L’accordo riguarda solo i migranti che arrivano via ong e navi militari, meno del 10 per cento del totale. “Eh, lo so”. Prefetto Morcone, a suo giudizio, la maggiore propensione governativa all’accoglienza può incentivare le partenze? “Può incidere, certo, ma resto dell’idea che la lotta al traffico non si possa combattere sulla pelle delle persone. Non possiamo permettere che la gente affoghi nel Mediterraneo per dimostrare che siamo forti e cattivi. Con il peso economico e politico dell’Europa unita dobbiamo convincere i paesi africani a collaborare fattivamente contro i trafficanti”.
La stessa Europa che ha elargito sei miliardi alla Turchia di Erdogan riserva pochi spiccioli allo sviluppo africano. “Nel 2015, per fronteggiare la pressione migratoria sulla rotta balcanica, ha prevalso la posizione della Germania. Dopo però il governo di Angela Merkel ha mostrato maggiore solidarietà, forse per un senso di colpa. Negli ultimi quattordici mesi invece Salvini ha brandito la sofferenza come un’arma per ridurre gli sbarchi, ha diminuito l’assistenza nei centri di accoglienza, ha ridotto gli spazi dello Sprar”. Ieri si è consumato l’ennesimo naufragio al largo di Lampedusa e nessuno conosce la cifra esatta delle persone scomparse in questi anni: il mare è un cimitero silente. Lo slogan salviniano “meno partenze meno morti” ha un senso? “Non mi voglio imbarcare nella polemica, io dico che non si fermano gli sbarchi mettendo a rischio la vita delle persone. Bisogna trovare la strada per trattare con i paesi di partenza dove i trafficanti costruiscono la loro rete criminale. E poi servono canali d’ingresso regolari: è normale che non si possa venire a lavorare nel nostro paese? Vanno fissate delle quote in base alle esigenze del mercato del lavoro. L’ultima ‘emersione’ risale al governo Monti nel 2013”.
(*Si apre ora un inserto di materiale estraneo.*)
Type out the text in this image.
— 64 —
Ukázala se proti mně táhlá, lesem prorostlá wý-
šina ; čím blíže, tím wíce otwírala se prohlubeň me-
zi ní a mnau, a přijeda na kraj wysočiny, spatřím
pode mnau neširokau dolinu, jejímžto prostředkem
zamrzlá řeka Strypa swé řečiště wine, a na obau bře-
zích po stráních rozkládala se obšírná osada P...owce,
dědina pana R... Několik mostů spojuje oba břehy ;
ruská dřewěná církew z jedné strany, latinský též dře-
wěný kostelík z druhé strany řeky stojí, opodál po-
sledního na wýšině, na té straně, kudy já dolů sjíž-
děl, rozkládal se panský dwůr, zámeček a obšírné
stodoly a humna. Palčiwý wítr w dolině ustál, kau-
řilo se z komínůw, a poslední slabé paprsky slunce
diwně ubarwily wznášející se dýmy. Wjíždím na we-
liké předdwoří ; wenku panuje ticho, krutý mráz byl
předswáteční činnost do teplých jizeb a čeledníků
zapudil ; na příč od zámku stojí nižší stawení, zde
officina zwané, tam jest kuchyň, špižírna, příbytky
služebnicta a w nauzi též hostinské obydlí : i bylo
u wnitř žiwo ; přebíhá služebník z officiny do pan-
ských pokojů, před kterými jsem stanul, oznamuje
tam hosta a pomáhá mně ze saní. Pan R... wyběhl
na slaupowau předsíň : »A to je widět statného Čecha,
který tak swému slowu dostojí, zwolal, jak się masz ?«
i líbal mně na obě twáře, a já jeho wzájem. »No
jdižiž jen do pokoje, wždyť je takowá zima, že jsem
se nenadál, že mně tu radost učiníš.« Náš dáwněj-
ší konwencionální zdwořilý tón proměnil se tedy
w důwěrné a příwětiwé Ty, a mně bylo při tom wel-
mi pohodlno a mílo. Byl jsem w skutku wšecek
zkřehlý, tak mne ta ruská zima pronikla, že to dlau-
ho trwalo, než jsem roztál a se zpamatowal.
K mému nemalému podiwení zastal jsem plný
Il quotidiano Avvenire ha documentato la partecipazione, nel maggio 2017, del libico “Bija”, già signore del traffico di esseri umani e ufficiale della Guardia costiera libica, a una visita ai Cara di Mineo e Pozzallo sotto l’ombrello dell’Oim. “Non conosco i criteri in base ai quali furono composte le delegazioni, non so neanche di chi fosse la competenza né se gli organi di polizia, all’epoca, conoscessero i precedenti di questa persona”. Stando all’inchiesta giornalistica, erano presenti alcuni 007 italiani. “Com’è noto, la delega ai servizi era in capo all’allora presidente del Consiglio, Paolo Gentiloni. Al Viminale, con il ministro Minniti, tenevamo i contatti con le istituzioni libiche: con il governo Serraj e con i sindaci delle città libiche, soprattutto meridionali, dove diversi progetti in ambito sanitario, ambientale, educativo sono stati avviati anche grazie alla presenza rafforzata dell’Oim e dell’Unhcr”.